My prediction? Lots of small employers will decide to forego the headaches of administering a health plan and save some money in the process by prodding their folks to utilize the marketplace. That, of course, is exactly what the marketplace administrators want.

Saving Money By Not Using Health Insurance

Wall Street Journal piece found via Freakonomics explains how not using your health insurance can save you some serious bucks:

I explained that just because he had health insurance didn’t mean he had to use it in every situation. After all, when people have a minor fender-bender, they often settle it privately rather than file an insurance claim. Because of the nature of this man’s policy, he could do the same thing for his medical procedure. However, had I been bound by a preferred-provider contract or by Medicare, I wouldn’t have been able to enlighten him….

Most people are unaware that if they don’t use insurance, they can negotiate upfront cash prices with hospitals and providers substantially below the “list” price. Doctors are happy to do this. We get paid promptly, without paying office staff to wade through the insurance-payment morass.

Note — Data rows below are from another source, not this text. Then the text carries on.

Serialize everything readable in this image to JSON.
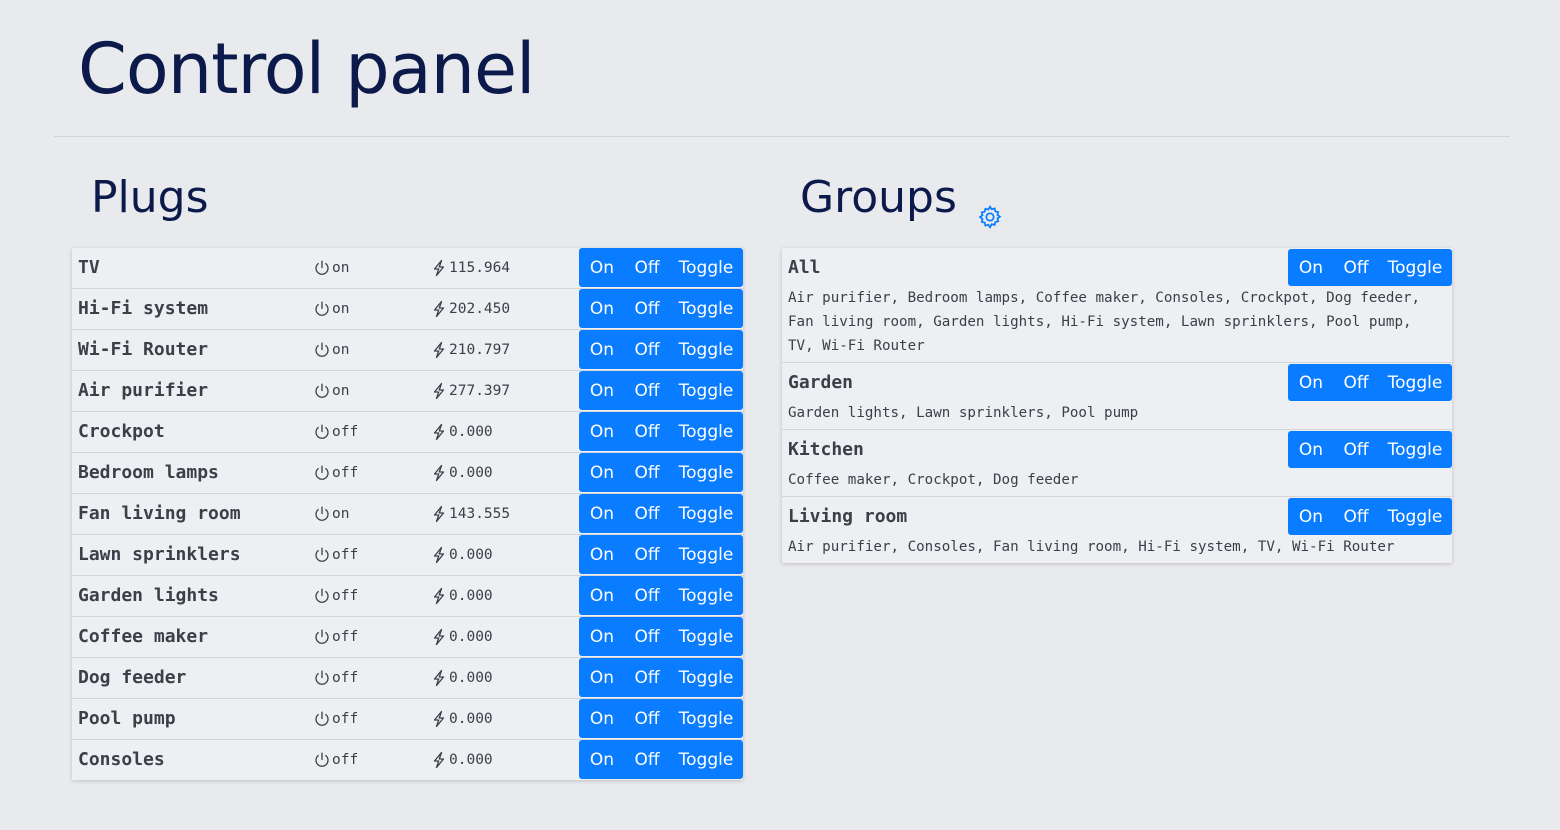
{
  "page": {
    "title": "Control panel"
  },
  "plugs": {
    "title": "Plugs",
    "items": [
      {
        "name": "TV",
        "state": "on",
        "power": "115.964"
      },
      {
        "name": "Hi-Fi system",
        "state": "on",
        "power": "202.450"
      },
      {
        "name": "Wi-Fi Router",
        "state": "on",
        "power": "210.797"
      },
      {
        "name": "Air purifier",
        "state": "on",
        "power": "277.397"
      },
      {
        "name": "Crockpot",
        "state": "off",
        "power": "0.000"
      },
      {
        "name": "Bedroom lamps",
        "state": "off",
        "power": "0.000"
      },
      {
        "name": "Fan living room",
        "state": "on",
        "power": "143.555"
      },
      {
        "name": "Lawn sprinklers",
        "state": "off",
        "power": "0.000"
      },
      {
        "name": "Garden lights",
        "state": "off",
        "power": "0.000"
      },
      {
        "name": "Coffee maker",
        "state": "off",
        "power": "0.000"
      },
      {
        "name": "Dog feeder",
        "state": "off",
        "power": "0.000"
      },
      {
        "name": "Pool pump",
        "state": "off",
        "power": "0.000"
      },
      {
        "name": "Consoles",
        "state": "off",
        "power": "0.000"
      }
    ]
  },
  "groups": {
    "title": "Groups",
    "settings_icon": "gear-icon",
    "items": [
      {
        "name": "All",
        "members": "Air purifier, Bedroom lamps, Coffee maker, Consoles, Crockpot, Dog feeder,\nFan living room, Garden lights, Hi-Fi system, Lawn sprinklers, Pool pump,\nTV, Wi-Fi Router"
      },
      {
        "name": "Garden",
        "members": "Garden lights, Lawn sprinklers, Pool pump"
      },
      {
        "name": "Kitchen",
        "members": "Coffee maker, Crockpot, Dog feeder"
      },
      {
        "name": "Living room",
        "members": "Air purifier, Consoles, Fan living room, Hi-Fi system, TV, Wi-Fi Router"
      }
    ]
  },
  "buttons": {
    "on": "On",
    "off": "Off",
    "toggle": "Toggle"
  },
  "colors": {
    "accent": "#0a7cff",
    "background": "#e9eaee",
    "title": "#0b1a4a"
  }
}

So we canceled the surgery and started the scheduling process all over again, this time classifying my patient as a “self-pay” (or uninsured) patient. I quoted him a reasonable upfront cash price, as did the anesthesiologist. We contacted a different hospital and they quoted him a reasonable upfront cash price for the outpatient surgical/nursing services. He underwent his operation the very next day, with a total bill of just a little over $3,000, including doctor and hospital fees. He ended up saving $17,000 by not using insurance.

 

Who Says a Colon Exploration Should Take Two Hours?

The Washington Post has a story on the 'secretive panel' of doctors who come up with the pricing on all medical procedures:

Unknown to most, a single committee of the AMA, the chief lobbying group for physicians, meets confidentially every year to come up with values for most of the services a doctor performs.

Those values are required under federal law to be based on the time and intensity of the procedures. The values, in turn, determine what Medicare and most private insurers pay doctors.

But the AMA’s estimates of the time involved in many procedures are exaggerated, sometimes by as much as 100 percent, according to an analysis of doctors’ time, as well as interviews and reviews of medical journals.

If the time estimates are to be believed, some doctors would have to be averaging more than 24 hours a day to perform all of the procedures that they are reporting. This volume of work does not mean these doctors are doing anything wrong. They are just getting paid at the rates set by the government, under the guidance of the AMA.

So, who's surprised by this? And it gets better:

To determine how long a procedure takes, the AMA relies on surveys of doctors conducted by the associations representing specialists and primary care physicians. The doctors who fill out the surveys are informed that the reason for the survey is to set pay. Increasingly, the survey estimates have been found so improbable that the AMA has had to significantly lower them, according to federal documents…

In the late 1980s and early ’90s, the United States called on a group at Harvard University to develop a more deliberate system for paying doctors.

What they came up with, basically, is the current point system. Every procedure is assigned a number of points — called “relative value units” — based on the work involved, the staff and supplies, and a smaller portion for malpractice insurance…

This point system is critical in U.S. health-care economics because it doesn’t just rule Medicare payments. Roughly four out of five insurance companies use the point system for the basis of their own physician fees, according to the AMA. The private insurers typically pay somewhat more per point than does Medicare.

Once the system developed by the Harvard researchers was initiated, however, the Medicare system faced a critical problem: As medicine evolved, the point system had to be updated. Who could do that?

The AMA offered to do the work for free.

Has no one heard of the fox in the hen house? Sheesh. It's one thing for the doctors' groups to be consulted – they should be – but to drive the entire process? That's absurd.